The pluggable scheduler abstraction. This was the best design decision we made. It let us run controlled experiments comparing scheduling strategies without modifying the rest of the system. The scheduler interface is small enough that implementing a new strategy takes an afternoon, not a week.

OpenAI API compatibility. Being a drop-in replacement for the OpenAI API meant we could use mullama with existing applications, evaluation harnesses, and client libraries immediately. We did not need to build a custom ecosystem.

Explicit model lifecycle management. Treating model loading and unloading as instrumented, observable operations gave us data we could not have obtained from Ollama’s opaque model management. The loading time distributions, memory usage profiles, and swap frequency data directly informed our research.

What Did Not Work

ctypes bindings. If we were starting over, we would use pybind11 or write a dedicated C extension. ctypes works, but the lack of type safety across the FFI boundary caused subtle bugs that were difficult to diagnose. Every pointer type is just c_void_p, every buffer is just c_char_p. The compiler cannot help you.

Python for the hot path. The HTTP server and scheduler are fine in Python. The token-by-token generation loop is not. Even with the actual inference running in C (via llama.cpp), the per-token Python overhead — callback invocation, streaming response construction, scheduling checks — adds measurable latency. For single-user interactive use, it is negligible. Under concurrent load, it adds up.

Trying to support every GGUF variant. Early on, we attempted to support every quantisation scheme and model architecture that llama.cpp supports. This was a mistake. The long tail of architectures and quantisation formats is large, and each one has edge cases. We eventually narrowed our focus to the architectures and quantisation levels relevant to our research (Llama, Mistral, and Phi architectures; Q4_K_M and Q5_K_M quantisation).

Trade-offs We Accept

mullama is a research tool, not a production serving layer. We explicitly accept trade-offs that would be unacceptable in production software:

No multi-GPU support. Our research focuses on single-GPU and CPU scenarios. Tensor parallelism across GPUs is a different problem.
No continuous batching. We serialise requests to a given model.
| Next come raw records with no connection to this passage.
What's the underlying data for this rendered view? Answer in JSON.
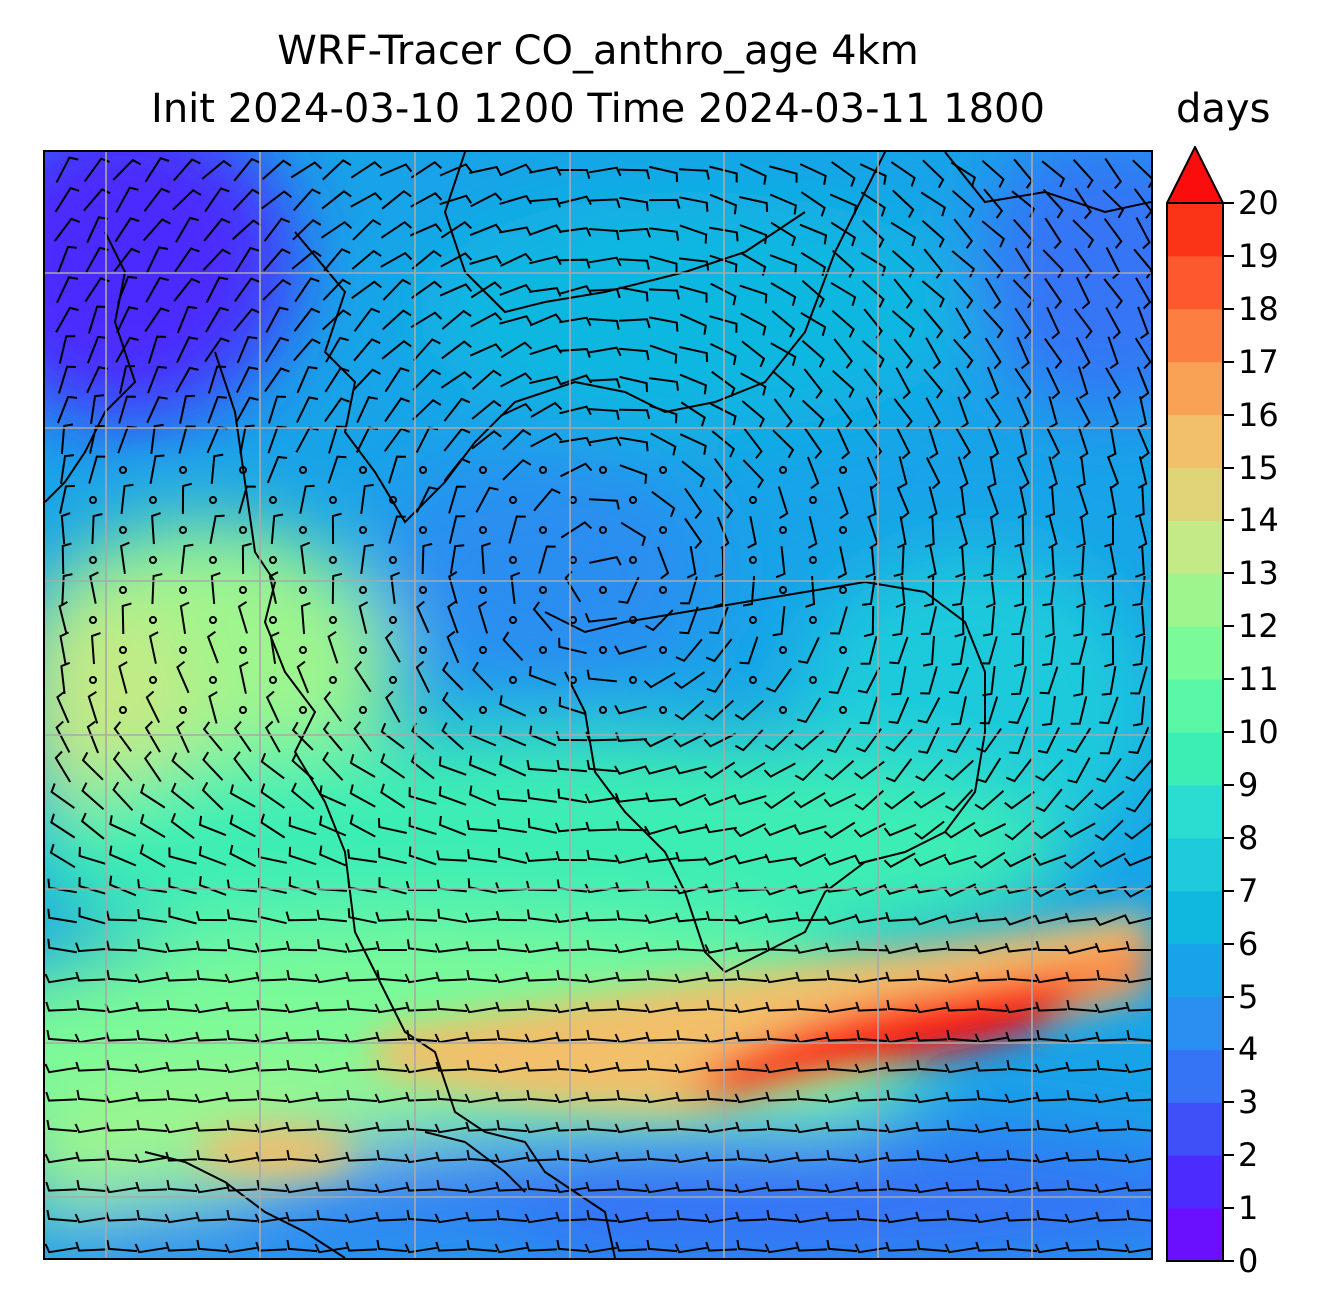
{
  "title": {
    "line1": "WRF-Tracer CO_anthro_age 4km",
    "line2": "Init 2024-03-10 1200 Time 2024-03-11 1800"
  },
  "colorbar": {
    "units": "days",
    "min": 0,
    "max": 20,
    "ticks": [
      "0",
      "1",
      "2",
      "3",
      "4",
      "5",
      "6",
      "7",
      "8",
      "9",
      "10",
      "11",
      "12",
      "13",
      "14",
      "15",
      "16",
      "17",
      "18",
      "19",
      "20"
    ],
    "extend": "max",
    "colormap": [
      "#6a10ff",
      "#4b2bff",
      "#3f50f8",
      "#3674f6",
      "#2b8ef1",
      "#18a3e8",
      "#10b8e0",
      "#1ecadb",
      "#2bdcd0",
      "#3ceeb4",
      "#5af7a6",
      "#7afa98",
      "#9ef58e",
      "#c3ea86",
      "#dfd478",
      "#f2bf6a",
      "#f9a255",
      "#fc7e40",
      "#fc5a2c",
      "#fb3418",
      "#fc0d0d"
    ]
  },
  "map": {
    "field": "CO_anthro_age",
    "field_units": "days",
    "overlays": [
      "wind barbs",
      "coastlines",
      "lat-lon gridlines"
    ]
  }
}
This limits throughput but simplifies scheduling analysis.
No speculative decoding. We may add this later, but it complicates the scheduling model we are studying.

These are deliberate scope limitations, not missing features. mullama exists to answer specific research questions, and its design reflects those questions.

Lessons

Building mullama taught us that the distance between “run a model locally” and “understand what happens when you run a model locally” is larger than it appears. The existing tools are good at the first thing. They are intentionally opaque about the second, because opacity is what makes them easy to use.

If you need a local LLM serving layer for application development, use Ollama. It is better software than mullama for that purpose. If you need to study what happens inside a local LLM serving layer — scheduling, memory management, model lifecycle, inference timing — that is the gap mullama fills.